Fifty doses of the life-saving tool are now owned by KCK Public School administrators, 153 district employees have been trained to administer Narcan, including fellow nursing staffers and district police officers.
“We want to make sure we have the necessary tools in place if we have a situation like this,” KCK Schools Police Chief Curtis Nicholson said.
District employees were trained just before students went on holiday break in December. The school district has placed four of those Narcan sprays at one high school for now.
Nicholson said he believes this is a necessary provision, since young people are coming into contact with fentanyl-laced drugs more frequently. So far, the district’s police officers and nursing staff are among those who’ve been trained.
“Fentanyl and other opioids are so prevalent in the community — not just in our schools, but everywhere in the country,” Nicholson said.
KCK Public Schools Police confirmed for FOX4 they know of only three incidents where a fentanyl-laced drug has gotten inside a school building. Tiffany Lewis, the district’s director of health services, manages all of the school system’s school nurses. Lewis said merely encouraging kids to avoid drugs hasn’t worked.
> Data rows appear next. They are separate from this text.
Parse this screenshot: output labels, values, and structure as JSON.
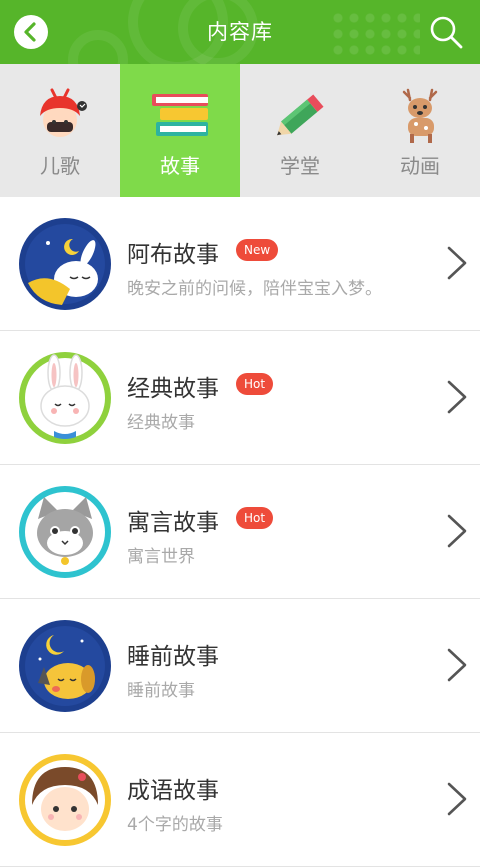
{
  "header": {
    "title": "内容库",
    "color": "#56b52a"
  },
  "tabs": [
    {
      "label": "儿歌",
      "icon": "red-hat-girl-icon",
      "active": false
    },
    {
      "label": "故事",
      "icon": "books-stack-icon",
      "active": true
    },
    {
      "label": "学堂",
      "icon": "pencil-icon",
      "active": false
    },
    {
      "label": "动画",
      "icon": "deer-icon",
      "active": false
    }
  ],
  "items": [
    {
      "title": "阿布故事",
      "badge": "New",
      "subtitle": "晚安之前的问候，陪伴宝宝入梦。",
      "avatar": "sleeping-bunny-moon-icon"
    },
    {
      "title": "经典故事",
      "badge": "Hot",
      "subtitle": "经典故事",
      "avatar": "white-bunny-icon"
    },
    {
      "title": "寓言故事",
      "badge": "Hot",
      "subtitle": "寓言世界",
      "avatar": "grey-cat-icon"
    },
    {
      "title": "睡前故事",
      "badge": "",
      "subtitle": "睡前故事",
      "avatar": "sleeping-dog-moon-icon"
    },
    {
      "title": "成语故事",
      "badge": "",
      "subtitle": "4个字的故事",
      "avatar": "girl-face-icon"
    }
  ],
  "colors": {
    "accent": "#56b52a",
    "active_tab": "#7fda4a",
    "badge": "#ee4b3a"
  }
}
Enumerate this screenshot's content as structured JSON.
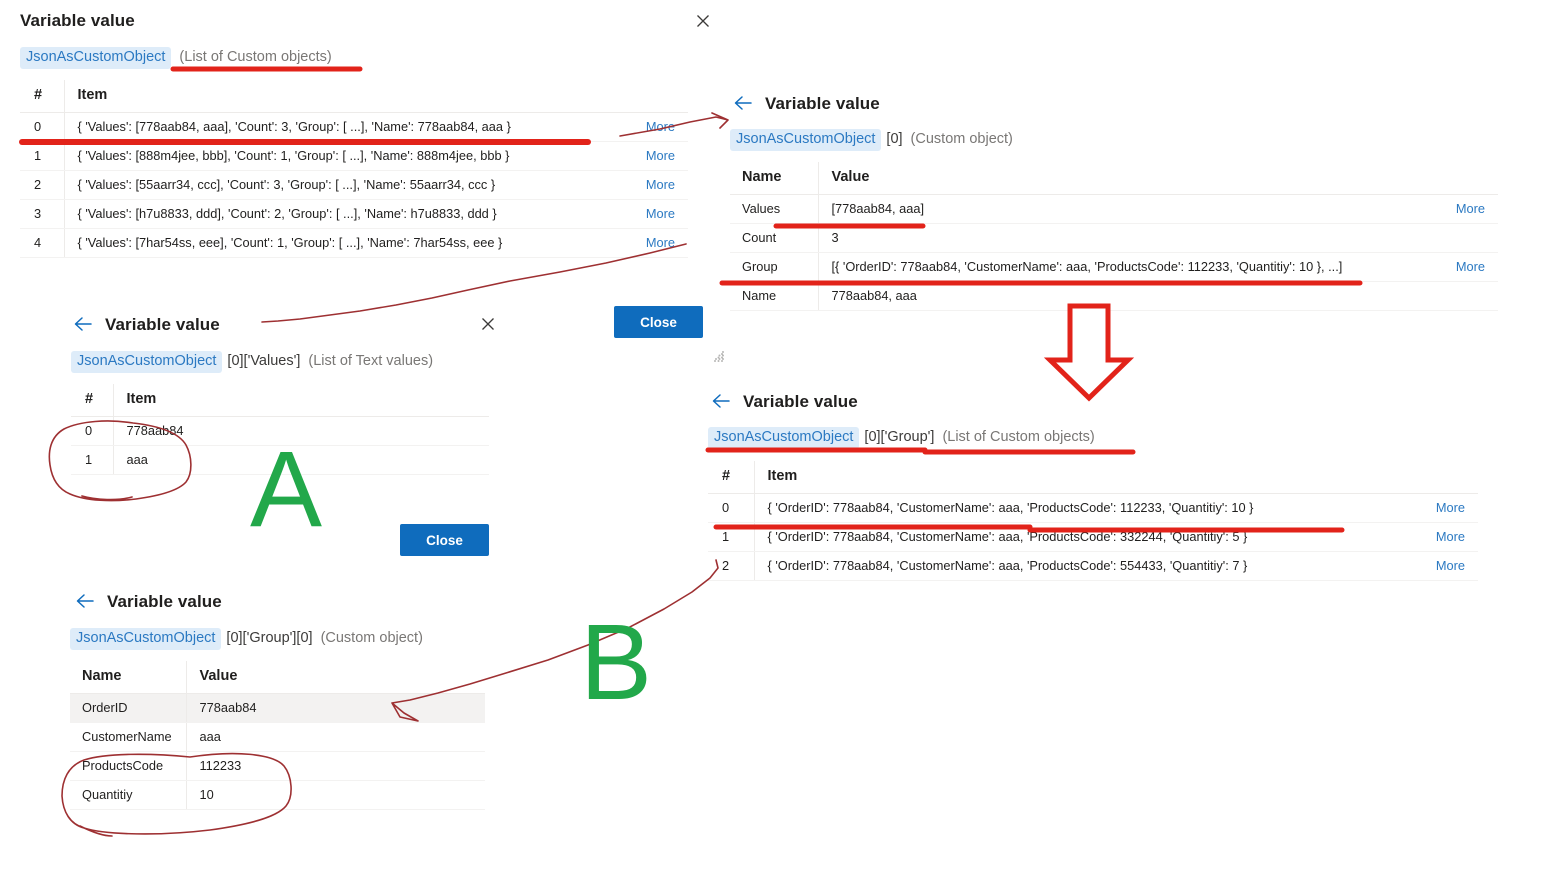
{
  "common": {
    "title": "Variable value",
    "chip": "JsonAsCustomObject",
    "more_label": "More",
    "close_label": "Close",
    "col_hash": "#",
    "col_item": "Item",
    "col_name": "Name",
    "col_value": "Value",
    "accent_blue": "#0f6cbd",
    "link_blue": "#2b79c2",
    "chip_bg": "#deecf9",
    "annotation_red": "#b02a2a",
    "marker_red": "#e2231a",
    "marker_green": "#22a84a"
  },
  "panel_root": {
    "title": "Variable value",
    "chip": "JsonAsCustomObject",
    "index": "",
    "kind": "(List of Custom objects)",
    "headers": {
      "num": "#",
      "item": "Item"
    },
    "rows": [
      {
        "num": "0",
        "item": "{ 'Values': [778aab84, aaa], 'Count': 3, 'Group': [ ...], 'Name': 778aab84, aaa }",
        "more": "More"
      },
      {
        "num": "1",
        "item": "{ 'Values': [888m4jee, bbb], 'Count': 1, 'Group': [ ...], 'Name': 888m4jee, bbb }",
        "more": "More"
      },
      {
        "num": "2",
        "item": "{ 'Values': [55aarr34, ccc], 'Count': 3, 'Group': [ ...], 'Name': 55aarr34, ccc }",
        "more": "More"
      },
      {
        "num": "3",
        "item": "{ 'Values': [h7u8833, ddd], 'Count': 2, 'Group': [ ...], 'Name': h7u8833, ddd }",
        "more": "More"
      },
      {
        "num": "4",
        "item": "{ 'Values': [7har54ss, eee], 'Count': 1, 'Group': [ ...], 'Name': 7har54ss, eee }",
        "more": "More"
      }
    ],
    "close_button": "Close"
  },
  "panel_item0": {
    "title": "Variable value",
    "chip": "JsonAsCustomObject",
    "index": "[0]",
    "kind": "(Custom object)",
    "headers": {
      "name": "Name",
      "value": "Value"
    },
    "rows": [
      {
        "name": "Values",
        "value": "[778aab84, aaa]",
        "more": "More"
      },
      {
        "name": "Count",
        "value": "3",
        "more": ""
      },
      {
        "name": "Group",
        "value": "[{ 'OrderID': 778aab84, 'CustomerName': aaa, 'ProductsCode': 112233, 'Quantitiy': 10 },  ...]",
        "more": "More"
      },
      {
        "name": "Name",
        "value": "778aab84, aaa",
        "more": ""
      }
    ]
  },
  "panel_values": {
    "title": "Variable value",
    "chip": "JsonAsCustomObject",
    "index": "[0]['Values']",
    "kind": "(List of Text values)",
    "headers": {
      "num": "#",
      "item": "Item"
    },
    "rows": [
      {
        "num": "0",
        "item": "778aab84"
      },
      {
        "num": "1",
        "item": "aaa"
      }
    ],
    "close_button": "Close"
  },
  "panel_group_list": {
    "title": "Variable value",
    "chip": "JsonAsCustomObject",
    "index": "[0]['Group']",
    "kind": "(List of Custom objects)",
    "headers": {
      "num": "#",
      "item": "Item"
    },
    "rows": [
      {
        "num": "0",
        "item": "{ 'OrderID': 778aab84, 'CustomerName': aaa, 'ProductsCode': 112233, 'Quantitiy': 10 }",
        "more": "More"
      },
      {
        "num": "1",
        "item": "{ 'OrderID': 778aab84, 'CustomerName': aaa, 'ProductsCode': 332244, 'Quantitiy': 5 }",
        "more": "More"
      },
      {
        "num": "2",
        "item": "{ 'OrderID': 778aab84, 'CustomerName': aaa, 'ProductsCode': 554433, 'Quantitiy': 7 }",
        "more": "More"
      }
    ]
  },
  "panel_group0": {
    "title": "Variable value",
    "chip": "JsonAsCustomObject",
    "index": "[0]['Group'][0]",
    "kind": "(Custom object)",
    "headers": {
      "name": "Name",
      "value": "Value"
    },
    "rows": [
      {
        "name": "OrderID",
        "value": "778aab84",
        "hover": true
      },
      {
        "name": "CustomerName",
        "value": "aaa",
        "hover": false
      },
      {
        "name": "ProductsCode",
        "value": "112233",
        "hover": false
      },
      {
        "name": "Quantitiy",
        "value": "10",
        "hover": false
      }
    ]
  },
  "annotations": {
    "letter_a": "A",
    "letter_b": "B"
  }
}
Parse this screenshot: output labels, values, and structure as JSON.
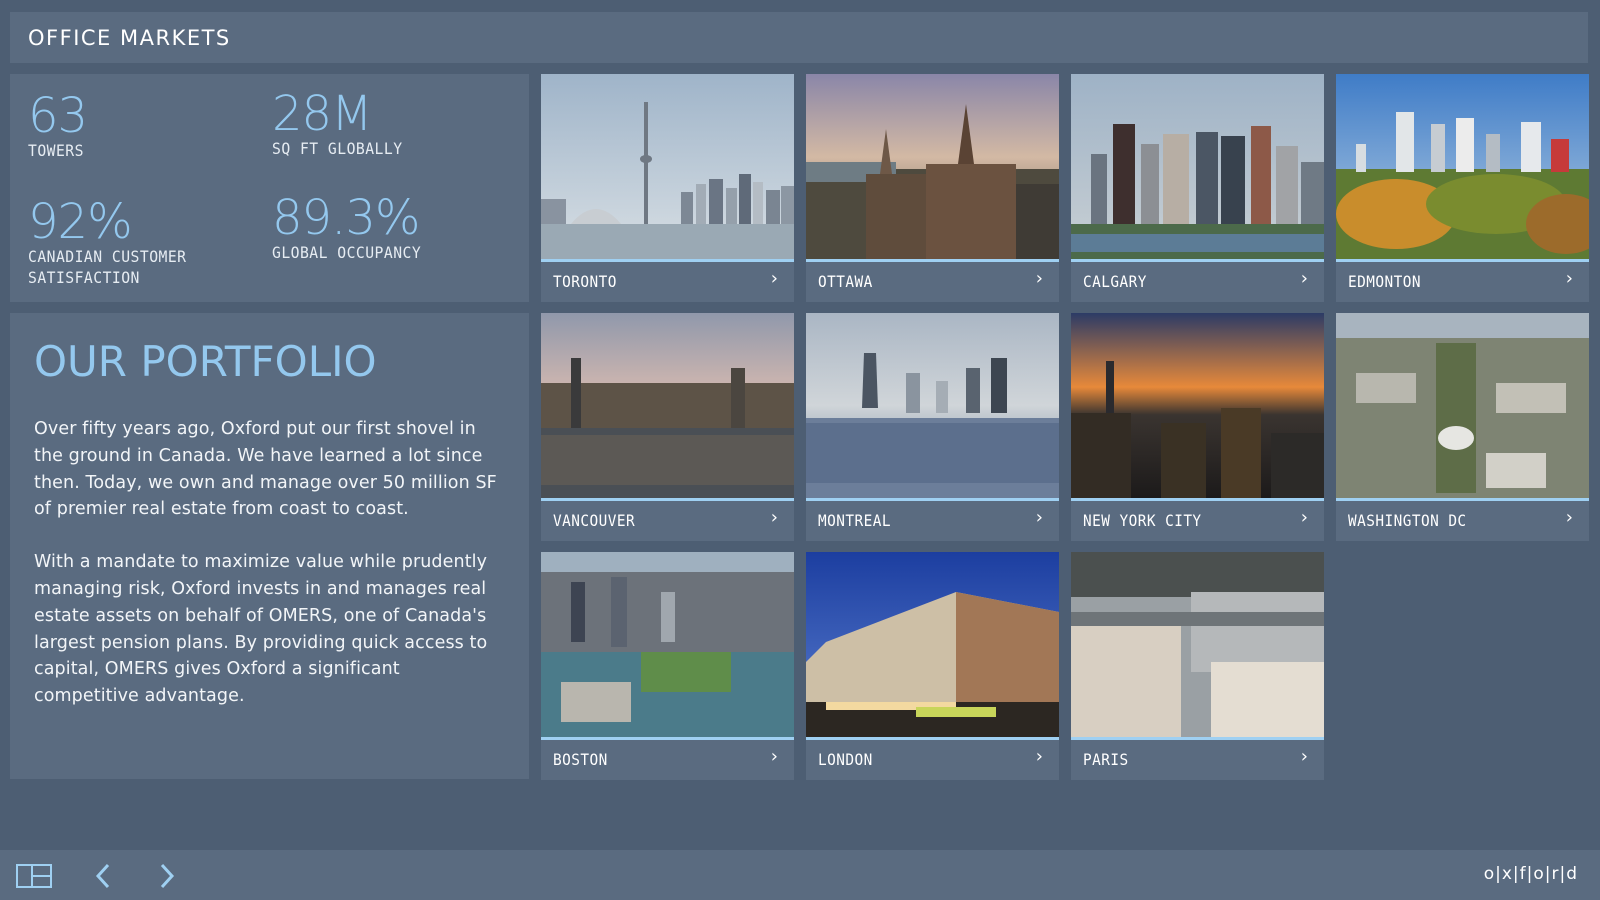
{
  "header": {
    "title": "OFFICE MARKETS"
  },
  "stats": [
    {
      "value": "63",
      "label": "TOWERS"
    },
    {
      "value": "28M",
      "label": "SQ FT GLOBALLY"
    },
    {
      "value": "92%",
      "label_line1": "CANADIAN CUSTOMER",
      "label_line2": "SATISFACTION"
    },
    {
      "value": "89.3%",
      "label": "GLOBAL OCCUPANCY"
    }
  ],
  "portfolio": {
    "title": "OUR PORTFOLIO",
    "paragraph1": "Over fifty years ago, Oxford put our first shovel in the ground in Canada. We have learned a lot since then. Today, we own and manage over 50 million SF of premier real estate from coast to coast.",
    "paragraph2": "With a mandate to maximize value while prudently managing risk, Oxford invests in and manages real estate assets on behalf of OMERS, one of Canada's largest pension plans. By providing quick access to capital, OMERS gives Oxford a significant competitive advantage."
  },
  "cities": [
    {
      "name": "TORONTO"
    },
    {
      "name": "OTTAWA"
    },
    {
      "name": "CALGARY"
    },
    {
      "name": "EDMONTON"
    },
    {
      "name": "VANCOUVER"
    },
    {
      "name": "MONTREAL"
    },
    {
      "name": "NEW YORK CITY"
    },
    {
      "name": "WASHINGTON DC"
    },
    {
      "name": "BOSTON"
    },
    {
      "name": "LONDON"
    },
    {
      "name": "PARIS"
    }
  ],
  "footer": {
    "logo": "o|x|f|o|r|d",
    "icons": [
      "layout-icon",
      "arrow-left-icon",
      "arrow-right-icon"
    ]
  },
  "colors": {
    "background": "#4d5e73",
    "panel": "#5a6b80",
    "accent": "#94c8ee",
    "card_bar": "#9fd0f2"
  }
}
“You can preach abstaining from drugs, but teens are going to do it. We’re trying to really help set themselves up and be protected and have Narcan,” Lewis said.
Educators got their training from the Wyandotte County Health Department. Margaux Guignon, who aids people fighting substance addiction with First Call, said she believes all teachers should be taught to administer Narcan, since kids who seek drugs often buy them at school.
‘If you suspect someone has overdosed, administer Narcan and call 911. It will work on all opioids,” Guignon said.
Kansas state officials will provide Narcan only to high schools for the time being, and not elementary or middle schools. The KCK School District won’t say which high school has the Narcan doses, but Lewis says plans are to introduce Narcan at a second high school in February.